What happened: The US Federal Trade Commission has filed an antitrust lawsuit against Facebook for its “anticompetitive conduct and unfair methods of competition.” That includes its 2012 acquisition of Instagram and 2014 acquisition of WhatsApp. Facebook, the FTC alleges, has a monopoly on social networking.  

“Since toppling early rival MySpace and achieving monopoly power, Facebook has turned to playing defense through anticompetitive means,” the FTC wrote in its suit. “After identifying two significant competitive threats to its dominant position—Instagram and WhatsApp—Facebook moved to squelch those threats by buying the companies, reflecting CEO Mark Zuckerberg’s view, expressed in a 2008 email, that ‘it is better to buy than compete.’”

How we got here: Facebook has been under increased regulatory scrutiny in the US since 2017, when news reports revealed that the political data firm Cambridge Analytica had harvested Facebook user data without consent in the lead-up to the 2016 US presidential election. 

The FTC started its probe into Facebook’s privacy policies in March 2018, which resulted in a $5 billion fine.
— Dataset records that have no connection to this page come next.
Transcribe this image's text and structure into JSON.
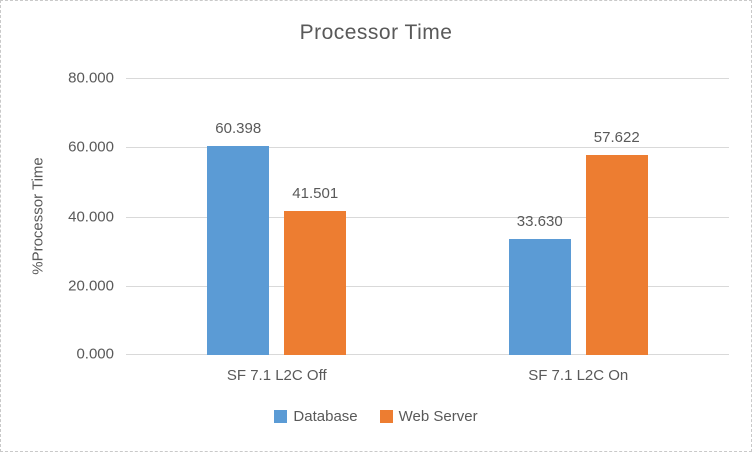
{
  "chart_data": {
    "type": "bar",
    "title": "Processor Time",
    "xlabel": "",
    "ylabel": "%Processor Time",
    "categories": [
      "SF 7.1 L2C Off",
      "SF 7.1 L2C On"
    ],
    "series": [
      {
        "name": "Database",
        "color": "#5B9BD5",
        "values": [
          60.398,
          33.63
        ],
        "labels": [
          "60.398",
          "33.630"
        ]
      },
      {
        "name": "Web Server",
        "color": "#ED7D31",
        "values": [
          41.501,
          57.622
        ],
        "labels": [
          "41.501",
          "57.622"
        ]
      }
    ],
    "ylim": [
      0,
      80
    ],
    "yticks": [
      {
        "value": 0,
        "label": "0.000"
      },
      {
        "value": 20,
        "label": "20.000"
      },
      {
        "value": 40,
        "label": "40.000"
      },
      {
        "value": 60,
        "label": "60.000"
      },
      {
        "value": 80,
        "label": "80.000"
      }
    ],
    "grid": true,
    "legend_position": "bottom",
    "colors": {
      "text": "#595959",
      "gridline": "#D9D9D9",
      "background": "#FFFFFF",
      "border": "#C9C9C9"
    }
  }
}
While this was the largest fine ever doled out to a technology company, it still represented only about 9% of the company’s 2018 revenue—and was roundly criticized by advocacy organizations and Democratic lawmakers because it did not come with conditions that required Facebook make any changes to its business practices. 

In recent months, the scrutiny has been increasing. Over the summer, House Democrats published a 449-page report on Apple, Amazon, Facebook, and Google’s monopolistic practices, arguing for increased enforcement of antitrust legislation. 

Then, in October, the Department of Justice filed an antitrust suit against Google, arguing that the company used unlawful methods to expand its search and advertising business. 

Why it matters: The DOJ suit against Google was already the most significant monopoly case filed in 20 years, and the twin lawsuits from the FTC and states are, at the very least, on par. 

Today’s action, which joined a separate lawsuit from 47 US states as well as Guam and the District of Columbia, has big repercussions for Facebook and could force it to sell off Instagram and WhatsApp. But it also portends a broader environment that is increasingly critical of the dominance of a handful of technology giants.

It could take years for these cases to make their way through the courts, but more lawsuits are coming. State attorneys general have said hat they will be filing their own lawsuits against Google in the coming weeks, as well as continuing additional scrutiny of Amazon and Apple.